If you’re coming to Hokkaido in winter, don’t miss your chance to see the fabulous Sapporo Snow Festival. The tradition began in the 1950s when a group of high school students built six snow statues in Odori Park that attracted fifty-thousand people. Since then, it’s grown into a week-long celebration that highlights sports, artistry, and food from around the world.
Starting from Sapporo TV Tower, watch as competitive skiers and snowboarders make death-defying jumps. Head west through the next dozen city blocks to see larger-than-life snow statues and ice sculptures. One of the favorite spectacles is the annual statue built by the Self Defense Force, which always features pop-culture references.
After the first four blocks, the sculptures get relatively smaller, because individual artists create these. In these areas, you’ll also start to see food stalls run by restaurants from all over Hokkaido. Be sure to try the giant scallops or deer meat, and warm your bones with hot beer, wine, or non-alcoholic sake. On the last block, you’ll find sculptures by international artists and cuisines from outside of Japan if you’re looking for something more familiar.
The Sapporo Snow Festival runs during the first week of February and has three sites. Odori Park has the most massive structures, but the Susukino district and Tsudome Dome are also worthwhile to see. You can avoid crowds in Odori Park by attending on weekdays during working hours. However, you don't want to miss the festival at night when projection mapping displays light the ice sculptures.
If you’re looking for the best places to eat Hokkaido’s fresh seafood, look no further than the Nijo Market. The century-old fish market features more than fifty vendors offering daily catches and delicacies.
If you’re traveling on a budget, you’ll be pleased to know that you can haggle for lower prices, which isn’t common practice in Japan. You can also try traditional Hokkaido food like Uni Ikura Donburi—a bowl of rice with salmon roe and sea urchin!

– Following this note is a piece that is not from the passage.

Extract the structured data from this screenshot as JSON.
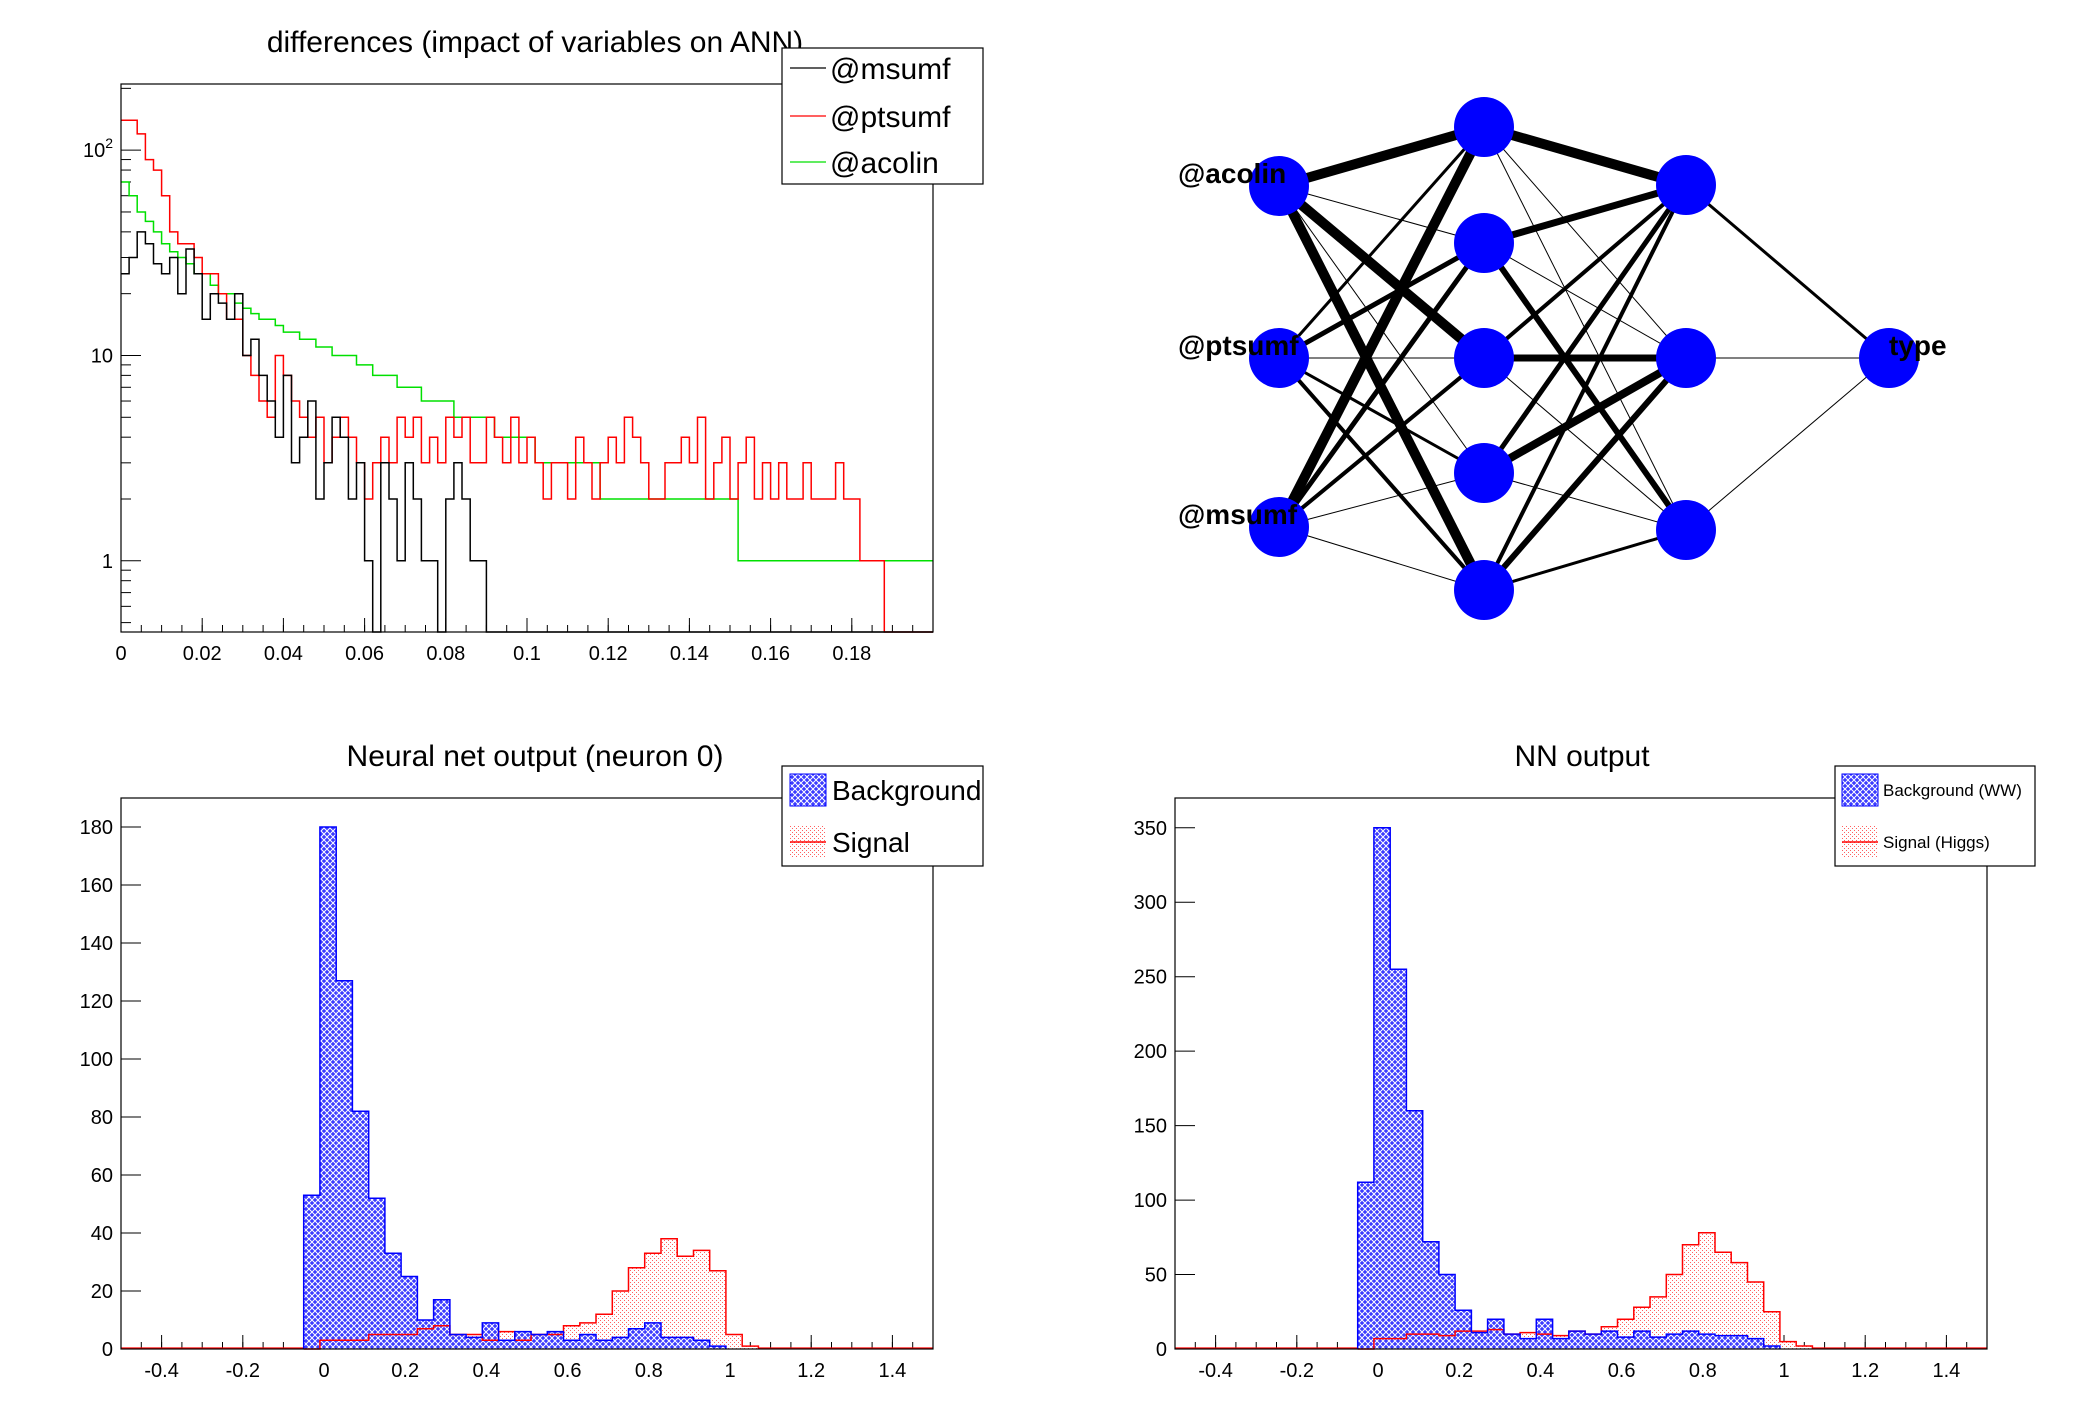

Okurayama Ski Jump was the site of the Winter Olympics in 1972 and still hosts competitions, such as the World Cup. When there aren't any events, you can see the Sapporo Winter Sports Museum and play simulation games like speed skating, hockey, and ski jumping. Then, ride the "Large Hill" chair lift to Mount Okura Observatory. At the top, you can take in breathtaking views of the wintery city.
After Hokkaido came under Japanese rule in 1869, the first migrants worked quickly to develop the unspoiled wilderness into modern settlements. The Historical Village of Hokkaido features 60 buildings that are either recreations or original structures from this time.
There are four areas to explore for your learning pleasure, but getting around them is half the fun. In summer, you can ride through the streets in horse-drawn carriages, but in winter the horses pull sleds!
Otaru is a city stuck-in-time with nostalgic avenues and mid-twentieth-century buildings. In the early 1900s, Otaru’s fishing and trading industries boomed, and Otaru Canal served as an essential route for transporting goods from boats to factories.
If you’re careful with your timing, you’ll also be able to see the Otaru Snow Light Path Festival. During this time, hundreds of lanterns made from snow line the canal and roads.
As famous as Otaru is for its ports, it also receives notoriety for its marvelous glassware. The Kitaichi Garasu Group owns a museum and two stores that attract both foreign and local visitors.
At the Kitaichi Sangokan shop, you can browse all kinds of glass products—from lamps to utensils! The real attraction is the second floor where you’ll find Kitaishi Hall, which has 167 oil lamps from around the world. The soft light emitting through the hall transports you into an otherworldly atmosphere.
South of Kitaichi Sangokan, you’ll come across a cluster of buildings that make up the Otaru Music Box Museum. If you aren’t sure which way to go, listen for the steam clock which plays a melody every fifteen minutes.
Inside, you’ll find music boxes made from glass, wood, and even fabric! Have fun browsing the different varieties of styles and songs at your disposal, and don’t forget to buy one as a souvenir!